11. The computing system (102) according to claim 9 or 10, characterized in that, The memory instruction is a READ instruction, and the computing system (102) is further characterized in that the one or more memory controllers (106A to 106N) are used to: The second data is read from the memory (104) into the CPU register; Set the is_protected flag (110) of the CPU register to be equal to the is_protected flag (110) of the second data.

12. The computing system (102) according to any one of claims 9, 10 or 11, characterized in that, The memory instruction is a WRITE instruction, and the computing system (102) is further characterized in that the one or more memory controllers (106A to 106N) are used to: Write the second data into the CPU register; Set the is_protected flag (110) of the CPU register to be equal to the is_protected flag (110) of the second data.

13. The computing system (102) according to any one of claims 9, 10, 11 or 12, characterized in that, The memory instruction is a WRITE instruction, and the computing system (102) is further characterized in that the one or more memory controllers (106A to 106N) are used to: Write the second data into the memory page; Determine whether to set the is_protected flag (110) for the second data; if so, then Set the is_protected flag (110) of the memory page.

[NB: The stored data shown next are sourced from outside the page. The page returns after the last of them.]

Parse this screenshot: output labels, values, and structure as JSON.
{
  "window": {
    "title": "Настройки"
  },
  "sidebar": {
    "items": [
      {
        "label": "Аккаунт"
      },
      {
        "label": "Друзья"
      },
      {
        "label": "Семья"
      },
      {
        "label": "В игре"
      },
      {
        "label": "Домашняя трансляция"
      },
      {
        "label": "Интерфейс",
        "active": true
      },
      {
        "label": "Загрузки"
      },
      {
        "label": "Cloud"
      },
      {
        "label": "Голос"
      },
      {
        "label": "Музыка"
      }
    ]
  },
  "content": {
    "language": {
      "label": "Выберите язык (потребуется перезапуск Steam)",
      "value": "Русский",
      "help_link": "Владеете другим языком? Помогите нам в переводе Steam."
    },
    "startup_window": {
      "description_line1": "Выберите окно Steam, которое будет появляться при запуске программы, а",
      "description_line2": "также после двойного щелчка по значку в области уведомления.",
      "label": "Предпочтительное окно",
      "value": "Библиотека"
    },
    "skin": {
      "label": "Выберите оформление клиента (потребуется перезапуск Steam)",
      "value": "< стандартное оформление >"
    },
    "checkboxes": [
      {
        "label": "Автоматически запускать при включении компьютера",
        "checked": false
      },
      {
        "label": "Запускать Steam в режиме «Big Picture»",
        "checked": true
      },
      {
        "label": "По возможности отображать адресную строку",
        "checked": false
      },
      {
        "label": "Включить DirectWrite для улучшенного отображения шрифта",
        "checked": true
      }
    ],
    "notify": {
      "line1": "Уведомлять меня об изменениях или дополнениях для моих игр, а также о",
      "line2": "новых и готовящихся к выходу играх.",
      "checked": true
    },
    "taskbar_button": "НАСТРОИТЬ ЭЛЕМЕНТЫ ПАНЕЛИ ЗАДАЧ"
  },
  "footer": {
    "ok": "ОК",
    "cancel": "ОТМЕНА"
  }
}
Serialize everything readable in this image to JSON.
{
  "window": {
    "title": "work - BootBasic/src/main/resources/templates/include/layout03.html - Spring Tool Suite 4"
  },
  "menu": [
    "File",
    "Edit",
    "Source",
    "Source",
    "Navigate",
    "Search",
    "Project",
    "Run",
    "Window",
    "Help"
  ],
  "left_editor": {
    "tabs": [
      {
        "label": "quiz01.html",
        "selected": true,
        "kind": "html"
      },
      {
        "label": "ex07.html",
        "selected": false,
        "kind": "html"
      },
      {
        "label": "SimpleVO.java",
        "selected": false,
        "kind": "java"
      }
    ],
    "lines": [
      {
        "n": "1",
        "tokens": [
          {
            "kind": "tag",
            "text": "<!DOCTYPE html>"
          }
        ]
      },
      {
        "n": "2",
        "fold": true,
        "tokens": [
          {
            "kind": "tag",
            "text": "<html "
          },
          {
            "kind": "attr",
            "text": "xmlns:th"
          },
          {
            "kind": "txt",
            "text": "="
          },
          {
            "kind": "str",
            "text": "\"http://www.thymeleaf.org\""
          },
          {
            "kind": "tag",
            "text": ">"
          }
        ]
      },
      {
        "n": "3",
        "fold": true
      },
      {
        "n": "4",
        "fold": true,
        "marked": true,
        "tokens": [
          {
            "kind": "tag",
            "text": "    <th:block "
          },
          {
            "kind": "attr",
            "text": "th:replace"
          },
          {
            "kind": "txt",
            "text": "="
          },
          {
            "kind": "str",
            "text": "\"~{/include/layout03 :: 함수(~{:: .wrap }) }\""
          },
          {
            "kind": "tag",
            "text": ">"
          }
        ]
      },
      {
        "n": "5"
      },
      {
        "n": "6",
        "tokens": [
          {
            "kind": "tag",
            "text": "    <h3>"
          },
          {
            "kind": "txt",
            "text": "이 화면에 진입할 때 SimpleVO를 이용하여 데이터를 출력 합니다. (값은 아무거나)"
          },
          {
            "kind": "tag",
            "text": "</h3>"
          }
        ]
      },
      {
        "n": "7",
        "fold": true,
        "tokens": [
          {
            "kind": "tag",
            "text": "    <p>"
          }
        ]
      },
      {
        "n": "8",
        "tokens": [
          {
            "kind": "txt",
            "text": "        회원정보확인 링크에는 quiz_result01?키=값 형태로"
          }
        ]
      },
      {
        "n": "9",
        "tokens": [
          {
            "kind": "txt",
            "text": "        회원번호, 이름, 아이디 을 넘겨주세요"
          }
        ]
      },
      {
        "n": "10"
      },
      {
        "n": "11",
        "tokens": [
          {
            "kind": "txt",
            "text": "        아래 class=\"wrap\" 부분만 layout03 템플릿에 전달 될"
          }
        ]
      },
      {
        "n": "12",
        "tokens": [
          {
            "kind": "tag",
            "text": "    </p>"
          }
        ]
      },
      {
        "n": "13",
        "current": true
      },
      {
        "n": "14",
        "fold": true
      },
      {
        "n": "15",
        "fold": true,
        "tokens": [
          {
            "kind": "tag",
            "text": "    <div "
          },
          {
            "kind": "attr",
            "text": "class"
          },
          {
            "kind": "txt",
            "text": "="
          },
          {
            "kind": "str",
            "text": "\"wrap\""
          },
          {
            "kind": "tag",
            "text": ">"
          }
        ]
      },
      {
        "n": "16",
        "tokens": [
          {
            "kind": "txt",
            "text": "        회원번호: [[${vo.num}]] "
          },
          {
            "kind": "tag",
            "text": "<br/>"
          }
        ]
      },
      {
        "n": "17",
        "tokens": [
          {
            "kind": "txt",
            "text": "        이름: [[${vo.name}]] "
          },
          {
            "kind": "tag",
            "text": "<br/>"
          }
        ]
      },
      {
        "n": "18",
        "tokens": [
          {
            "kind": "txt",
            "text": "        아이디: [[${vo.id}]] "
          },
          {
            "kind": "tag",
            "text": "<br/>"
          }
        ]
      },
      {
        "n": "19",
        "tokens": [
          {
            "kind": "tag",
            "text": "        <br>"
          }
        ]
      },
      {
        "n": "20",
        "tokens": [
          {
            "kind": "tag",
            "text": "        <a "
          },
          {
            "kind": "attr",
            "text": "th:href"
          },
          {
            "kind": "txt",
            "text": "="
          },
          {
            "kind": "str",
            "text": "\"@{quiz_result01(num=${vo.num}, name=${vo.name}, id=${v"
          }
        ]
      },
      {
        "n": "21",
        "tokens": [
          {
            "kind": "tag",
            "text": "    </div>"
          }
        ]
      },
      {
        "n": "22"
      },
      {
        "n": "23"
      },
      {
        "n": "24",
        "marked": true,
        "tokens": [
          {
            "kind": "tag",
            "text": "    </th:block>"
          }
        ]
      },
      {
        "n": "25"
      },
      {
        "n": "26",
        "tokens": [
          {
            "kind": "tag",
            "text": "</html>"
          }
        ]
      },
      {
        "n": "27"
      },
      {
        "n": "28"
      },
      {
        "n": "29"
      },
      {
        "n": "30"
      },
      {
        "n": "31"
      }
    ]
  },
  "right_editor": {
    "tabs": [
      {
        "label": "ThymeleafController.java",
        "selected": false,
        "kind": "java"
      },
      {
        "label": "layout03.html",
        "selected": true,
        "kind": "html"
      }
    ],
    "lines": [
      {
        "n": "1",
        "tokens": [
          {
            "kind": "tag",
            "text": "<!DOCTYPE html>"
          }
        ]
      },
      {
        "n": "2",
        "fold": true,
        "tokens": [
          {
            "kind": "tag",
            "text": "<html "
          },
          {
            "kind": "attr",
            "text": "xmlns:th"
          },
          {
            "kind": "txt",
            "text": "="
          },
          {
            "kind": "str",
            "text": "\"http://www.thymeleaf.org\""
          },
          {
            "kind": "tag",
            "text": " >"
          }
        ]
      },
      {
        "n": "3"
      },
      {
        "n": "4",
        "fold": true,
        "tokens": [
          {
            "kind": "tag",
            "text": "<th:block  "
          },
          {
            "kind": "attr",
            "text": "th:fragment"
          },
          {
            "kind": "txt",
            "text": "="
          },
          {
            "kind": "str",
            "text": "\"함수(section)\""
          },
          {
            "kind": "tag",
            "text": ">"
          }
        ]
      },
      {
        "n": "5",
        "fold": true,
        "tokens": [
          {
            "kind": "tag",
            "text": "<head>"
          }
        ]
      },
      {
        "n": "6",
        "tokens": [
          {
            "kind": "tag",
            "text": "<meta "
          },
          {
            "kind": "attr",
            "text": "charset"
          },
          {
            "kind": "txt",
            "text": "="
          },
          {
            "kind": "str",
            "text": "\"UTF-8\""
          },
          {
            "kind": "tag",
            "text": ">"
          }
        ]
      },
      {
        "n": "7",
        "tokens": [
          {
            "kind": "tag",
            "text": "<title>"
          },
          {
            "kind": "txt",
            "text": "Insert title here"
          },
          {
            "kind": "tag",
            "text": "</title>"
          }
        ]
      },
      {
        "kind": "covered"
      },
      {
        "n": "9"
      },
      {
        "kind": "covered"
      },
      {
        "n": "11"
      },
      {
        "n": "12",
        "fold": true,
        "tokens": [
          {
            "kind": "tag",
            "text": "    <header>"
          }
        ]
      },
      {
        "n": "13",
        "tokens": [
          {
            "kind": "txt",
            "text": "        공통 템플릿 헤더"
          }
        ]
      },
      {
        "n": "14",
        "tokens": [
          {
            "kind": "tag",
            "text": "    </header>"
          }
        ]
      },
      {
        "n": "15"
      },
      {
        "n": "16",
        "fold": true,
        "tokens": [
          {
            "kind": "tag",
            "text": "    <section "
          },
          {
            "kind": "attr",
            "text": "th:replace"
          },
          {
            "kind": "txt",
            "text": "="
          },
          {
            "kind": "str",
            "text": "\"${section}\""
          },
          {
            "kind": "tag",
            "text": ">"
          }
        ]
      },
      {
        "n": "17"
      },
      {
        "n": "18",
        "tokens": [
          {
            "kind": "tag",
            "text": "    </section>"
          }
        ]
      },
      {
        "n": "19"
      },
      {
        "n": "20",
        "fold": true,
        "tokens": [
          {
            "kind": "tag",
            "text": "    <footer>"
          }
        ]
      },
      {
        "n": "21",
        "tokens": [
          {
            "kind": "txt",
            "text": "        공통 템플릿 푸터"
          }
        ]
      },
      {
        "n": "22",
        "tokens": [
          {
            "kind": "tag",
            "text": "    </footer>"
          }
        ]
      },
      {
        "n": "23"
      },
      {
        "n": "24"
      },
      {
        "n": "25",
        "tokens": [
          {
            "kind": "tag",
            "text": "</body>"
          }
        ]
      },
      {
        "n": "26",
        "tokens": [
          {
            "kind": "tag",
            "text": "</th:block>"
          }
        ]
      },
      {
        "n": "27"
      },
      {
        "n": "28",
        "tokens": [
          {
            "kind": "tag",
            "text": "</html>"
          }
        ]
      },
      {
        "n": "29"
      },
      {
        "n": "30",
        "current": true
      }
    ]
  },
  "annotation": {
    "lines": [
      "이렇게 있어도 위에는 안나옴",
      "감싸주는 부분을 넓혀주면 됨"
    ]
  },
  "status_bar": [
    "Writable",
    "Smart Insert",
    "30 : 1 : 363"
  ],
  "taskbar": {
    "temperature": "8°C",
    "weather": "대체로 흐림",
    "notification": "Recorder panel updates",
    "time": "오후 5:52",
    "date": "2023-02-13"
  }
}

14. The computing system (102) according to any one of claims 10 to 13, characterized in that, The exception handling includes interruption.

15. The computing system (102) according to any one of claims 10 to 14, characterized in that, The exception handling includes writing log data.

16. The computing system (102) according to any one of the preceding claims, characterized in that, The computing system (102) is further characterized in that, when the is_protected flag (110) is used for the memory page and the memory page has an address stored in the address field, the address field includes additional bits of the address not used for the memory page, wherein the additional bits include the is_protected flag (110).

17. The computing system (102) according to any one of the preceding claims, characterized in that, The computing system (102) is further characterized in that, when the is_protected flag (110) is used in the CPU register and the CPU register has an address stored in the address field, the address field includes additional bits of the address not used in the CPU register, wherein the additional bits include the is_protected flag (110).

18. The computing system (102) according to any one of the preceding claims, characterized in that, The is_protected flag (110) indicates whether the device is protected.

19. The computing system (102) according to any one of the preceding claims, characterized in that, The is_protected flag (110) indicates whether the device is protected at the first level, protected at the second level, or unprotected.

20. The computing system (102) according to claim 18 or 19, characterized in that, The first level indicates a first set of permitted operations, and the second level indicates a second set of permitted operations.

21. The computing system (102) according to any one of the preceding claims, characterized in that, The is_protected flag (110) is a hardware flag.

22. A method for a computing system (102) including a memory (104), characterized in that, The method is characterized in that, The memory (104) includes an is_protected flag (110), which indicates whether the memory (104) is protected, wherein The computing system (102) also includes a read_protected flag (108) associated with a process, the read_protected flag (108) indicating whether the process is allowed to read protected data, and wherein The method includes: Receive data; The data is stored in the memory (104); Determine whether the data is protected; if so, then Set the is_protected flag (110) of the memory (104) to indicate that the memory (104) is protected.

23. A computer program product, characterized in that, Includes program instructions for performing the method of claim 18 when executed by one or more processors in the computing system (102).